Unicorns: Rush of investors causes transparency problems
As of January 2022, there are around 1.000 startup unicorns worldwide, around 100 of them are “made” in Europe but most of them are still from the USA. In 2021, tech unicorns received more money than ever before. In the US alone, a whopping $330 billion were pumped into the local industry. Behind the financing rounds are mostly prominent investors from the private equity or venture capital industry who want to benefit from the tech boom.
In the USA, the flood of money and investors is no longer viewed quite so positively. Because the powerful US Securities and Exchange Commission (SEC) objects to the fact that unicorns, as private and therefore unlisted companies, are not transparent in their shareholder structures. While public companies document exactly who owns how many shares in a company, unicorns (by definition private tech companies valued at $1 billion or more) lack transparency.
Due to the numerous investments, employee participation, and financing rounds that are taking place at ever shorter intervals, the SEC now suspects that some companies have already exceeded the 2,000 different shareholder mark. As a rule, companies need to stick to this number of stakeholders and are obligated to provide regular insight into the company’s metrics.
Recap: €100 billion brought almost 100 new unicorns to Europe in 2021
Make IPOs easier and more transparent
“Increasingly, investors and the public are being left in the dark about ever-expanding segments of the economy,” said SEC Commissioner Allison Herren Lee, who was appointed to the important office by former US President Donald Trump. And advocates that the rules of who is counted as a shareholder in a company and where the boundaries between private and publicly traded companies are drawn should be reconsidered. Now it remains to be seen what new rules there will be for unicorns.

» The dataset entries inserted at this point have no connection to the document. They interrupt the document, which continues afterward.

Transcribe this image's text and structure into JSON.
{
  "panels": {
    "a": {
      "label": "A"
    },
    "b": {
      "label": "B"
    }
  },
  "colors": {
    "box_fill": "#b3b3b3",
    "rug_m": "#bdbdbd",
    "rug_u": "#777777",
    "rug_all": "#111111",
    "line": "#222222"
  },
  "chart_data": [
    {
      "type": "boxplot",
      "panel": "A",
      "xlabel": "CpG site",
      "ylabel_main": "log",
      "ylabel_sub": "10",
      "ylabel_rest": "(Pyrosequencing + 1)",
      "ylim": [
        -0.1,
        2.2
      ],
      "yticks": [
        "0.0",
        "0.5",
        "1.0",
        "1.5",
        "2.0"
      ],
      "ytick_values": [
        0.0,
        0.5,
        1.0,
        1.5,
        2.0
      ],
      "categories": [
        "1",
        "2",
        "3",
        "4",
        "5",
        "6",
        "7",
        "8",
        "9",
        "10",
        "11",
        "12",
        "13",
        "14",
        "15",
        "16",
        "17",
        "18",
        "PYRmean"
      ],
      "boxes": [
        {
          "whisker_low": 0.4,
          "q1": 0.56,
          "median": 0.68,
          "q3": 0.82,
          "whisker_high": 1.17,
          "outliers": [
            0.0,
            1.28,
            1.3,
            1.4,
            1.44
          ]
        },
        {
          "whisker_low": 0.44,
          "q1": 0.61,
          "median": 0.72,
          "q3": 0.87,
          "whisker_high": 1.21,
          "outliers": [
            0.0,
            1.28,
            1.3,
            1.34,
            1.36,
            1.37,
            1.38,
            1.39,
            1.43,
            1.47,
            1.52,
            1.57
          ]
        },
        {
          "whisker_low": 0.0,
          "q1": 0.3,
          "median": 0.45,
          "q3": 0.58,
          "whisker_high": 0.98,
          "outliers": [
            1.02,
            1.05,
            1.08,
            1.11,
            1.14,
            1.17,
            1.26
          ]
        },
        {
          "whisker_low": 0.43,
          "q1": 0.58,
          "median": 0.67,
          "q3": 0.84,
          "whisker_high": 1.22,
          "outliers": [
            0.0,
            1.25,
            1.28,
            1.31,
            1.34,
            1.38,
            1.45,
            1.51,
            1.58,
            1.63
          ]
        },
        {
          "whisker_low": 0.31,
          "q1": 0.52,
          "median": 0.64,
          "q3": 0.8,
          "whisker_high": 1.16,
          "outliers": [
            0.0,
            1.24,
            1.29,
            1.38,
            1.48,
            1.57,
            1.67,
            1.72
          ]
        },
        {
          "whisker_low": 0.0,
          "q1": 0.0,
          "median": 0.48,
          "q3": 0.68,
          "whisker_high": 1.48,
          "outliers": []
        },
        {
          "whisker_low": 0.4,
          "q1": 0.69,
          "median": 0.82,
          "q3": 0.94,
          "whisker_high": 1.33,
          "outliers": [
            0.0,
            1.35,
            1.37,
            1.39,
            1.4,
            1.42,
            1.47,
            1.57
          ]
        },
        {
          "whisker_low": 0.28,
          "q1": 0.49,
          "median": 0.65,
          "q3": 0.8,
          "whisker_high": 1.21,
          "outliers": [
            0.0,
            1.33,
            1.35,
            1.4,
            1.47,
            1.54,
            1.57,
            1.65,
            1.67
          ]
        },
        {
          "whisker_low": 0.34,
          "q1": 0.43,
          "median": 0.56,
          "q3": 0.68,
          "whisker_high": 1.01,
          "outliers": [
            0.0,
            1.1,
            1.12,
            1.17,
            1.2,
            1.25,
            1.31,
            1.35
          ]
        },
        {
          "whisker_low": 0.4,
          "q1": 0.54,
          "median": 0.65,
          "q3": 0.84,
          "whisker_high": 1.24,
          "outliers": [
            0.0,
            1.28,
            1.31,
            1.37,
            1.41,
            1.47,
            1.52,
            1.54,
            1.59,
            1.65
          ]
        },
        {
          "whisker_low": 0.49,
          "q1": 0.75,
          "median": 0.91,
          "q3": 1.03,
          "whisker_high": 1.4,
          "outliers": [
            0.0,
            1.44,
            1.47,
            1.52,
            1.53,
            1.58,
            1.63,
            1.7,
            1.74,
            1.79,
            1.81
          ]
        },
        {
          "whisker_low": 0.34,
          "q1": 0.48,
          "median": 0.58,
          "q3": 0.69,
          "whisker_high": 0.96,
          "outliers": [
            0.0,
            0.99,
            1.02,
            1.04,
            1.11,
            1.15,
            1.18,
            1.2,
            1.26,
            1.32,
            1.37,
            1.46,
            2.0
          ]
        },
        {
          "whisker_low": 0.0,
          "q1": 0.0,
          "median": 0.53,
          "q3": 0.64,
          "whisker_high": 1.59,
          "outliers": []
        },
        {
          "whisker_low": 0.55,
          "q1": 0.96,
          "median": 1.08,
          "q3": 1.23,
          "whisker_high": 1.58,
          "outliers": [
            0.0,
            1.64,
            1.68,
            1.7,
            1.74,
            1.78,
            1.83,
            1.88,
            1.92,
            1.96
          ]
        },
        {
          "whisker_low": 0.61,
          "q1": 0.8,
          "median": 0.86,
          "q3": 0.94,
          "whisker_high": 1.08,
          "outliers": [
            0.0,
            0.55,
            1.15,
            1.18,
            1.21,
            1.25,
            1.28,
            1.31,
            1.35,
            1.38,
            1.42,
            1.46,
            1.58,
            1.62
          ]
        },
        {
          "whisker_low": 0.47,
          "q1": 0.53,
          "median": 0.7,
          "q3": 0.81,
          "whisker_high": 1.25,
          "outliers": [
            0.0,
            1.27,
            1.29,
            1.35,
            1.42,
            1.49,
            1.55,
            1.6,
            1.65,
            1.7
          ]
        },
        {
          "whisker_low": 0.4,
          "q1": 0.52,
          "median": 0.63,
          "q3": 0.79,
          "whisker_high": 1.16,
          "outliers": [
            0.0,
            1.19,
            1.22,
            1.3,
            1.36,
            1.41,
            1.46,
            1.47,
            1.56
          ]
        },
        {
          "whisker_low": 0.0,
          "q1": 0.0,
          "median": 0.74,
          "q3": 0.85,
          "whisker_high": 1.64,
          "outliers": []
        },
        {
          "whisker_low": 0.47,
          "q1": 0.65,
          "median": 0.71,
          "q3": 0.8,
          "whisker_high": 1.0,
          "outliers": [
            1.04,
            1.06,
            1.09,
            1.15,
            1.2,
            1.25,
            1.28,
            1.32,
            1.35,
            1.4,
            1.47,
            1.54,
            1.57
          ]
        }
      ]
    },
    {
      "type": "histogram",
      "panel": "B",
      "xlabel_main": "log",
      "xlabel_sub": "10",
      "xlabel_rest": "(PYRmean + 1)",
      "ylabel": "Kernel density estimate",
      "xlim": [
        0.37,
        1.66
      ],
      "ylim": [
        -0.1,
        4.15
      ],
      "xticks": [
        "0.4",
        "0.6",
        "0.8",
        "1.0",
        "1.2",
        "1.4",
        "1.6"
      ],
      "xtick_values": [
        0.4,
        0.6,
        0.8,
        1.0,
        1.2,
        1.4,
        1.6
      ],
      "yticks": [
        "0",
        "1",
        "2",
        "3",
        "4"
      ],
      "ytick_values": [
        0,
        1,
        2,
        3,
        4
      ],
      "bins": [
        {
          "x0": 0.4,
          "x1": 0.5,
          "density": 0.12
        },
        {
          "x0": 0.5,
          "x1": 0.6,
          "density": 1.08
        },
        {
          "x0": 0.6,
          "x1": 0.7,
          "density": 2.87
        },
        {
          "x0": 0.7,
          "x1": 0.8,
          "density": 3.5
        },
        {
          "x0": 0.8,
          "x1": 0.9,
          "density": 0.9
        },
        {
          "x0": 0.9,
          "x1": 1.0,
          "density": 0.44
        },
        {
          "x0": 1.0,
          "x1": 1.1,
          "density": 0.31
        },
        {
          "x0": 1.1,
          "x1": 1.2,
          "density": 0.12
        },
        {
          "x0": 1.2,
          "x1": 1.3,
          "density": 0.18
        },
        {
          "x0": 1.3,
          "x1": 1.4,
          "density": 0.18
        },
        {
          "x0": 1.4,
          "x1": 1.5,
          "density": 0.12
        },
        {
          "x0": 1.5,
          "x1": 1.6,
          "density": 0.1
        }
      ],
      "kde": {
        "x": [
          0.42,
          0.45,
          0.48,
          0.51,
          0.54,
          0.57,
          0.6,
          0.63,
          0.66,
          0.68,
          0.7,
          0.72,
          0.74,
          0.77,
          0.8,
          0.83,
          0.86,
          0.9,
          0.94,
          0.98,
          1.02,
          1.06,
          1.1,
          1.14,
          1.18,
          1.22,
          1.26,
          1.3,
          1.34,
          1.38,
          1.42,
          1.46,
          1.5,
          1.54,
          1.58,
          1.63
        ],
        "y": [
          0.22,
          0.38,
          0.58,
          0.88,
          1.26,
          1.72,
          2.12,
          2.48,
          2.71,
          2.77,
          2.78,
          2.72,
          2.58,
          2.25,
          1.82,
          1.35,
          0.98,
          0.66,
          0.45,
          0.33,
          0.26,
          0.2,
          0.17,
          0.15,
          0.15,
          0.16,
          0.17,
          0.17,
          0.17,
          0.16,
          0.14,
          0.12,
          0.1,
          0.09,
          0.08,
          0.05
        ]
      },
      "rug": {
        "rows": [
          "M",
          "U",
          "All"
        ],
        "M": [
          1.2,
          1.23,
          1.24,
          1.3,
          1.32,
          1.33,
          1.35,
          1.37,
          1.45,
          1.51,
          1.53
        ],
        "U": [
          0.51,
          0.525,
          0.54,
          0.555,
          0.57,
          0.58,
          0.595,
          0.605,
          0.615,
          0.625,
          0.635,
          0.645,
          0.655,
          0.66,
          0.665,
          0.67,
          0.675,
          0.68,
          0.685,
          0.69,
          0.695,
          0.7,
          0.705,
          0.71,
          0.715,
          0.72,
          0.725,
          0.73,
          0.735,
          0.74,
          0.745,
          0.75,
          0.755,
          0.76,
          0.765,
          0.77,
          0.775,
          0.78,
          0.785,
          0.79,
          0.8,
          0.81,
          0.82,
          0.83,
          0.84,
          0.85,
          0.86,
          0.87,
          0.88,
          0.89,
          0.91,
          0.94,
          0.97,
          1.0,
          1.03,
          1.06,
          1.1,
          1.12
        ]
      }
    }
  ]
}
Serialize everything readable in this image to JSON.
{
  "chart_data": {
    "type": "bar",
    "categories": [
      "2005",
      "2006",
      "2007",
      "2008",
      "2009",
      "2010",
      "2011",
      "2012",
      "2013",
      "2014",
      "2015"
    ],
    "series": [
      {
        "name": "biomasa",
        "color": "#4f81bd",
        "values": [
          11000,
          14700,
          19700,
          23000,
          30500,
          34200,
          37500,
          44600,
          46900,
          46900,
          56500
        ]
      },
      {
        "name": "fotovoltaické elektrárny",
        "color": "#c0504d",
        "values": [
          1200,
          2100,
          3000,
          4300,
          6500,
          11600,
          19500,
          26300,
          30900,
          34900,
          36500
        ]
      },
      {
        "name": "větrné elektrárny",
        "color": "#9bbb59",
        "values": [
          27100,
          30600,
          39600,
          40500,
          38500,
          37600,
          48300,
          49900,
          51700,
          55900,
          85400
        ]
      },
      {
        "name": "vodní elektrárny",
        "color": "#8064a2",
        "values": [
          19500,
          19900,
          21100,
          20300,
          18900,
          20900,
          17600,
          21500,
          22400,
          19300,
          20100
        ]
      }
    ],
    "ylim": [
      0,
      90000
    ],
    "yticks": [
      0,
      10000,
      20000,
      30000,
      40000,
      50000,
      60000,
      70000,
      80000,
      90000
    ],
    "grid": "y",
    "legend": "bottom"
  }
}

Meanwhile, the desire for more transparency at unicorn companies is seen as a “luxury problem.” It would be better to make clearer rules for IPOs instead of giving private companies stricter supervision. “By making the IPO process fully transparent, the agency would also help keep private companies on the right track,” commentator Richard Beales said, referring to SPACs (Special Purpose Acquisition Companies, Anm.), which are booming in 2021. Listed special purpose acquisition companies (SPACs) on the market take over private companies (often tech unicorns) in order to quickly bring them to the stock exchange. Therefore, it is often criticized that investors have little transparency about the companies that are being bought.